Les Pèlerins s'installaient sous une des tentaculaires bâches en peau de Bur tannée que les Bâtisseurs avaient montées à la hâte. À l'intérieur, l'espace central était dévolu à la danse, que ce soit pour les cérémonies rituelles effectuées par les jeunes Prôneuses ou pour les transes collectives qui parfois secouaient une de ces Cantina de fortune. Tout autour du cercle, étaient disséminés des tables éparses et de nombreux tonneaux de Stholl.
Foraineurs et Joueurs discutaient alors pendant de longues heures, trinquant à la vie, à l'amour et à Solaar. Hommes et femmes se côtoyaient librement dans une atmosphère d'exaltation aux paroxysmes alcoolisés. Parfois leurs regards se croisaient, parfois leurs corps se frôlaient sur la piste de danse, parfois leurs mains se nouaient. Quelques fois aussi, deux hommes se disputaient la même femme, et la Cantina se transformait alors en arène pour un combat à mains nues, bref et communicatif. De véritables bagarres générales embrasaient les tentes, mêlant les corps et les horions dans une douloureuse danse libératoire. Puis, lorsque les hommes étaient fatigués ou lassés de leur jeu, les femmes revenaient, la danse reprenait et tout était oublié à la tournée suivante.
Enfin, pour ceux que le Feu avait délaissés, il restait toujours l'étourdissement et le vertige de la Volonté de Solaar.
Il ne fallut que peu de temps pour que les Joueurs prennent les Foraineurs en main. Ils entraînèrent de nombreux Pèlerins sur le chemin du jeu. Les couvercles des tonneaux résonnèrent bientôt d'un roulement continu. Comme par hasard, les Joueurs sortaient plus souvent vainqueurs de ces joutes que les Foraineurs, et ceux-ci perdaient finalement plus de possessions qu'ils n'en gagnaient.
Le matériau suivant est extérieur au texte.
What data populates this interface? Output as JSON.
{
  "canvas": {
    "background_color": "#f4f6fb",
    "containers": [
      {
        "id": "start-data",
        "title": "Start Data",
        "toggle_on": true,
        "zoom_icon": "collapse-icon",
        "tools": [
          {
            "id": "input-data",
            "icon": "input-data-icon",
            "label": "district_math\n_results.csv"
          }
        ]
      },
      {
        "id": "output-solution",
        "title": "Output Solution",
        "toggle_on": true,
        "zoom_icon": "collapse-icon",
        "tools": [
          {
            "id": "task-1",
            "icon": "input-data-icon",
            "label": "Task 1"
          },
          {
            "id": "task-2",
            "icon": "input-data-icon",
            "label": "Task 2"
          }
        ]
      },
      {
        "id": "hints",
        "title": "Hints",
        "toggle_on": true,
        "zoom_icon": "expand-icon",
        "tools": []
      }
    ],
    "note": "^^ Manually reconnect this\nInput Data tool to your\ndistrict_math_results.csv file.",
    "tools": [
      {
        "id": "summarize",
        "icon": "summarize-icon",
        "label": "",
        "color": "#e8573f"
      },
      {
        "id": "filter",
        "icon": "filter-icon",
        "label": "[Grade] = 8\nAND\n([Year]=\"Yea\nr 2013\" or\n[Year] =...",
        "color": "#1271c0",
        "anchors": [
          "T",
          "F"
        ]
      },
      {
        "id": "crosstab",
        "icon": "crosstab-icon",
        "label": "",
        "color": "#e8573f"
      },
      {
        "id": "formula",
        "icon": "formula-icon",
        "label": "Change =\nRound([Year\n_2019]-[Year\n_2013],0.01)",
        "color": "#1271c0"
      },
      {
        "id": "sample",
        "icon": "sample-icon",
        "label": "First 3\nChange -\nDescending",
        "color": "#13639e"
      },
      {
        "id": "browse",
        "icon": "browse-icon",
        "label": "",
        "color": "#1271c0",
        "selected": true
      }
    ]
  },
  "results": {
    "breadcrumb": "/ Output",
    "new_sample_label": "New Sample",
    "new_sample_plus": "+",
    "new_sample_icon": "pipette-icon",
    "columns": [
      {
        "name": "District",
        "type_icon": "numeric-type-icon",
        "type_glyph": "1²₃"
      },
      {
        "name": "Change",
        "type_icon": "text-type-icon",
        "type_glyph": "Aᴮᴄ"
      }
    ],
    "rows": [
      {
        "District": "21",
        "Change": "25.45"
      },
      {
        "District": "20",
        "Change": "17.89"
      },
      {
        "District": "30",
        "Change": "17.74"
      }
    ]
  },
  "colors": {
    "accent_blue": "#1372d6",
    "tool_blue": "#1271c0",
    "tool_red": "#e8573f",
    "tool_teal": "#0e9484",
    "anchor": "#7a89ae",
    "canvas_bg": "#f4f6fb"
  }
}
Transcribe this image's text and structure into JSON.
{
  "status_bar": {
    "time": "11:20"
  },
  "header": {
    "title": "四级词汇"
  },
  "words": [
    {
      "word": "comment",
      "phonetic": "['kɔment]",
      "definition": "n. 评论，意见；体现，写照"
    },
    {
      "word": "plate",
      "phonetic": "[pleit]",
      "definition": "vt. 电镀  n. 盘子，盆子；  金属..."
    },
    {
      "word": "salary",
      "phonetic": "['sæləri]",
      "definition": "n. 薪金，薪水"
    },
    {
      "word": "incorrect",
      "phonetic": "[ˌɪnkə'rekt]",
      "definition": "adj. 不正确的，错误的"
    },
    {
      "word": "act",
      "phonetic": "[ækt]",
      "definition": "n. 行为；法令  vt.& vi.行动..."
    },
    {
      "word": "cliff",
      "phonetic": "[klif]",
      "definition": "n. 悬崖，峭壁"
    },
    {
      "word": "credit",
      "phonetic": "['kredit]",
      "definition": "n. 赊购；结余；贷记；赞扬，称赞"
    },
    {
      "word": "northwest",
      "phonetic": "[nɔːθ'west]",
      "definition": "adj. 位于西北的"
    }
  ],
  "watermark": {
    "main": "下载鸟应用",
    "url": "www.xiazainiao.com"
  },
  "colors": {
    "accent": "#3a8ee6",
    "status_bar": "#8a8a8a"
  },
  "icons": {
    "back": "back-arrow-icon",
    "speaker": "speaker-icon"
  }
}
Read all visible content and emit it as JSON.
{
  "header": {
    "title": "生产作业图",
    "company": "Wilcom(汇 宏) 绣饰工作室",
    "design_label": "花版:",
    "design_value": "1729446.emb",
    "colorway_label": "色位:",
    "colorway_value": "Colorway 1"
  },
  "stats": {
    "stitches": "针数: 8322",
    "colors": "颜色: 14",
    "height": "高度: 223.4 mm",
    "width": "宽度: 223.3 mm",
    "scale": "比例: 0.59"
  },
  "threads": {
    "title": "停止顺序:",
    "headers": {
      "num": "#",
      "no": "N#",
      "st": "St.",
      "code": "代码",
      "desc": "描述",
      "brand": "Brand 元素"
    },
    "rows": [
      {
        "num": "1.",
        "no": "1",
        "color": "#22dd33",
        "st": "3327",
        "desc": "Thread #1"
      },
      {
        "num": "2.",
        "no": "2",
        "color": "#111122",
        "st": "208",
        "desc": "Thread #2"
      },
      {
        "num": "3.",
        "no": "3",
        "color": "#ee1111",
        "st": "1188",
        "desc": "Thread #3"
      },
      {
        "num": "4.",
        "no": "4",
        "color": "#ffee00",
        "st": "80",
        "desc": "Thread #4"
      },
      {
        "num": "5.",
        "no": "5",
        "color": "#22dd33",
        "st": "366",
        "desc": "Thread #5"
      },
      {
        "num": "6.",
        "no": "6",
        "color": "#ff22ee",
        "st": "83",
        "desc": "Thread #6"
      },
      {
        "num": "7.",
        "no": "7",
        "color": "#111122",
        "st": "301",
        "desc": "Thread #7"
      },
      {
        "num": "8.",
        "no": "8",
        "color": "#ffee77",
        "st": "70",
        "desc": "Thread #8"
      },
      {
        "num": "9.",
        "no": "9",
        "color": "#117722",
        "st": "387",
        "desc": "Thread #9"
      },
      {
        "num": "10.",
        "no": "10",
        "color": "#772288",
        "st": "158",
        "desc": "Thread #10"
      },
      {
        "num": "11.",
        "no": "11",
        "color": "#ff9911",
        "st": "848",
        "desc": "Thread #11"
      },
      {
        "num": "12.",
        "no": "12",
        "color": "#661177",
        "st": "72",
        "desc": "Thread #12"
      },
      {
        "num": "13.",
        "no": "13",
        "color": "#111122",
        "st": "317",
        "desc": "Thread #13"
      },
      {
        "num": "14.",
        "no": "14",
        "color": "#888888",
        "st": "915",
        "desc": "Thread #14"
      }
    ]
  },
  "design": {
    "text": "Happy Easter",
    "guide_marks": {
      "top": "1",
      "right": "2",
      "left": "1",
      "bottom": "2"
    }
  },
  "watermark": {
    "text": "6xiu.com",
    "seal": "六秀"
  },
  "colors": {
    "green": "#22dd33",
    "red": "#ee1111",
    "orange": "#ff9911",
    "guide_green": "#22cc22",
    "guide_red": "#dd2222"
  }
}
En temps normal, cela aurait largement suffi à Jupter pour commander une mise à sac immédiate du Stallite. Mais Hermes demeurant dans un état critique, le Tribun ne réussissait pas à se décider. Devait-il ou pas ordonner de sortir les armes de leurs cachettes et mener ses hommes dans une bataille rangée contre les Joueurs ?
Si le sorcier ne confirmait pas que l'attaque pouvait avoir lieu, grâce aux questions adressées à Tao, les Foraineurs se lanceraient dans l'aventure sans savoir quelle conduite adopter.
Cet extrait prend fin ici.